"Depuis que cet endroit s’est rendu très marécageux, le bourg fournit considérablement des malades, et même des morts".
Délibération du Conseil municipal relative à la Grande route qui traverse le bourg de Campagne, tenue par Monsieur Jacques Destanque, maire ; Pierre Fauthouz, Pierre Dupuy, Jean Dumartin, Ferdinand Lacoste, Jean Bernède, Pierre Vives, Bernard Banos, Jean Cazaux, B. Séguès, membres du Conseil municipal.
Séance du 19 pluviôse de l’an 13 (8 février 1805).
« Sur la proposition d’un membre que la grande route qui traverse le bourg devient de jour en jour impraticable, et que depuis que la poste est établie dans le bourg, les habitants qui l’habitent, ne pouvant sortir du seuil de leur porte à raison des boues immondes qui s’y trouvent, et occasionnés par la poste. Cet objet devant interpeller, d’une manière très conséquente, des habitants qui y sont fixés par leur domicile, le Conseil municipal ne peut fixer son attention, plus humainement à sa proposition, attendu qu’il est aisé de reconnaître et d’apercevoir que depuis que cet endroit s’est rendu très marécageux, le bourg fournit considérablement des malades, et même des morts, et que l’état-civil peut facilement nous convaincre de la vérité.
Tous les membres du conseil ayant approuvé cette proposition, demandent et prient Monsieur le préfet du département d’ordonner que le bourg de la commune de Campagne soit pavé et propose au gouvernement le transport de deux cents kaar* de pierre au frais des habitants pour vu toutefois que ladite pierre soit extraite ».
Délibéré à Campagne même jour et ayant que dessus.
Notes
En France, au début du XIXe siècle, sous le Premier Empire, il existait près de 1 400 maîtres de poste ; 16 000 chevaux sont répartis dans les différents relais.
Sur la route impériale (puis royale) qui reliait de chef-lieu du département, Mont-de-Marsan, à Bayonne, les relais étaient espacés d’environ quinze kilomètres, soit cinq relais, sans compter les relais de départ et d’arrivée : Campagne, Tartas, Pontonx, Saint-Paul-lès-Dax et Saint-Geours.
Le centre du bourg avait été transformé en un
vaste cloaque, car il est question dans le texte de « boues immondes » !
La grande route était devenue impraticable : il n’existait ni trottoirs,
ni chaussée, mais un simple chemin de terre sablonneuse.
Avec le relais de poste, deux autres sortes de voyageurs s’étaient invités dans le bourg : les mouches et les moustiques.

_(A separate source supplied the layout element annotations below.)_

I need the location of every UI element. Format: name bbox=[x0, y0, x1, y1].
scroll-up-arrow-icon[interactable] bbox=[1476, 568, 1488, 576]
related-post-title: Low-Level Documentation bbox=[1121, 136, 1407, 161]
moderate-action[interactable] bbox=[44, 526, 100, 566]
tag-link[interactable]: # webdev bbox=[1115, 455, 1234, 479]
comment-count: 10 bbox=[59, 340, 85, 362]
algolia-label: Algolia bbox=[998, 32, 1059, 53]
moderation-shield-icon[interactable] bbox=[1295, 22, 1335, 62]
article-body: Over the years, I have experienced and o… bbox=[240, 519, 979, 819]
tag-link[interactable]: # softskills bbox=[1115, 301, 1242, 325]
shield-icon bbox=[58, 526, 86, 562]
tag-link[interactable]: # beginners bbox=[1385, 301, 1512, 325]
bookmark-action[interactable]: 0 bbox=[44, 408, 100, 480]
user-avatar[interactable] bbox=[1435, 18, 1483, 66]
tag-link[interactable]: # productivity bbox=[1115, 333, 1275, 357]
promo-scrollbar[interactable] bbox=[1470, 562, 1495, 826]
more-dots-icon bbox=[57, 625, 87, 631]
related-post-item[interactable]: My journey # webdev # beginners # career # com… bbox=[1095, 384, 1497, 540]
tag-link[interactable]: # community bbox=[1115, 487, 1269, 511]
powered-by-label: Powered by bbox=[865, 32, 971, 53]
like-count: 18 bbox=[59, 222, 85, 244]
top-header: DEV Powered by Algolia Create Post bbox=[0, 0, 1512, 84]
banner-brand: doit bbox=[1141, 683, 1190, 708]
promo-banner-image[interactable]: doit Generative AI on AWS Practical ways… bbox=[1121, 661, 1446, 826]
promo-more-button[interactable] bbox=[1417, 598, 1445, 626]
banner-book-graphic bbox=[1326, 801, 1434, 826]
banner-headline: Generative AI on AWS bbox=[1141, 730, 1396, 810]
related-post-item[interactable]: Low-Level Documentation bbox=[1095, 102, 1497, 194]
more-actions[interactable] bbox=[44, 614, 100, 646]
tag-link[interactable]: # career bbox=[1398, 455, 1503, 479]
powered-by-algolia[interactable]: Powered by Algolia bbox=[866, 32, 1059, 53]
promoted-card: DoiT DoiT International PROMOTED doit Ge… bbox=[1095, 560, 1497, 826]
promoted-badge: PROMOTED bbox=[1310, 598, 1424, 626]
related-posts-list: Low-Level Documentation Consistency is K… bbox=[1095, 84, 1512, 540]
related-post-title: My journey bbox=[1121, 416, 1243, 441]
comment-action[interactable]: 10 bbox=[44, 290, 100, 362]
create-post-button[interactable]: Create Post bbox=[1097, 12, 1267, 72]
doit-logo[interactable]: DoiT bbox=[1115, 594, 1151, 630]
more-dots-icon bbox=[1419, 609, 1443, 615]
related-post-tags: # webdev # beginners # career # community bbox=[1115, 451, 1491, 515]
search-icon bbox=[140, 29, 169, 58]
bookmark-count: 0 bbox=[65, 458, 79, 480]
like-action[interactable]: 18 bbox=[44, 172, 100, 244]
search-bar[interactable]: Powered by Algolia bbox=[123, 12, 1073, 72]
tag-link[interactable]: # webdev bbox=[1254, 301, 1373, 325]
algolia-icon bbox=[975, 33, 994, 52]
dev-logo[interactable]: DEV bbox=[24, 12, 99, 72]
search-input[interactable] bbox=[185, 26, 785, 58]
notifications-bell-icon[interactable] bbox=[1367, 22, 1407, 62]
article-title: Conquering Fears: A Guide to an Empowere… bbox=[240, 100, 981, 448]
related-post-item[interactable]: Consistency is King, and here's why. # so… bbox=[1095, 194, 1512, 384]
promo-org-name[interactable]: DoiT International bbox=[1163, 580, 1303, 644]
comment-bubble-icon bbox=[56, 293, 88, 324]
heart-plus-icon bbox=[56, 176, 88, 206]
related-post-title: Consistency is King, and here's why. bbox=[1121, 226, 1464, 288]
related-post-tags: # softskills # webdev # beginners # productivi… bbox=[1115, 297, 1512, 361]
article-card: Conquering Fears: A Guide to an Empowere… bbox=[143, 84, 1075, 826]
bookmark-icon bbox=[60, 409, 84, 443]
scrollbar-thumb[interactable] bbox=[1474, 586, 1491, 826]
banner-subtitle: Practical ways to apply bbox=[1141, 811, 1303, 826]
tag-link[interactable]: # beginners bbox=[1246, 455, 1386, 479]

On peut aisément imaginer que les chevaux ont apporté leurs mouches parasites dont Hippobosca equina (ou hippobosque du cheval, ou encore mouche plate ou mouche-araignée), qui vit sur le cheval en quasi-permanence et qui, tapie sous la queue ou sur la face interne des cuisses, se déplace sur l’animal comme une araignée. Les nombreuses déjections des attelages de chevaux ont attiré d’autres mouches et parasites dans le bourg.
De nos jours, il est bien connu que les mouches peuvent transmettre des pathogènes dangereux pour l’homme, via leurs pièces buccales, notamment des bactéries : salmonella, Escherichia coli, shigella et des virus : virus de l’hépatite A, rotavirus…
Le Conseil municipal évoque un véritable marécage au centre du bourg, vraisemblablement créé puis entretenu par les ornières occasionnées par les chevaux et les roues des diligences. Or ces étendues de boue et d’eau sont connues comme étant très insalubres, avec des réservoirs de moustiques (anophèles, aedes, culex…), vecteurs de maladies potentiellement mortelles, avec une recrudescence après les pluies. Rappelons que le paludisme a durement frappé les Landes jusqu’à la fin du XIXe siècle, jusqu’à ce que les plantations de pins et le drainage des marécages assainissent le territoire.
Par la suite, à une date non connue de l’auteur, le relai de poste a été déplacé le long de la route impériale à 1 km du centre du village, vers Dax et Bayonne.
Lexique
*Kaar : ancienne charrette. À l’origine de car en anglais, de car et autobus en français ?
Autre définition : palanquin, selle en panier, espace fermé érigé sur une selle de chameau.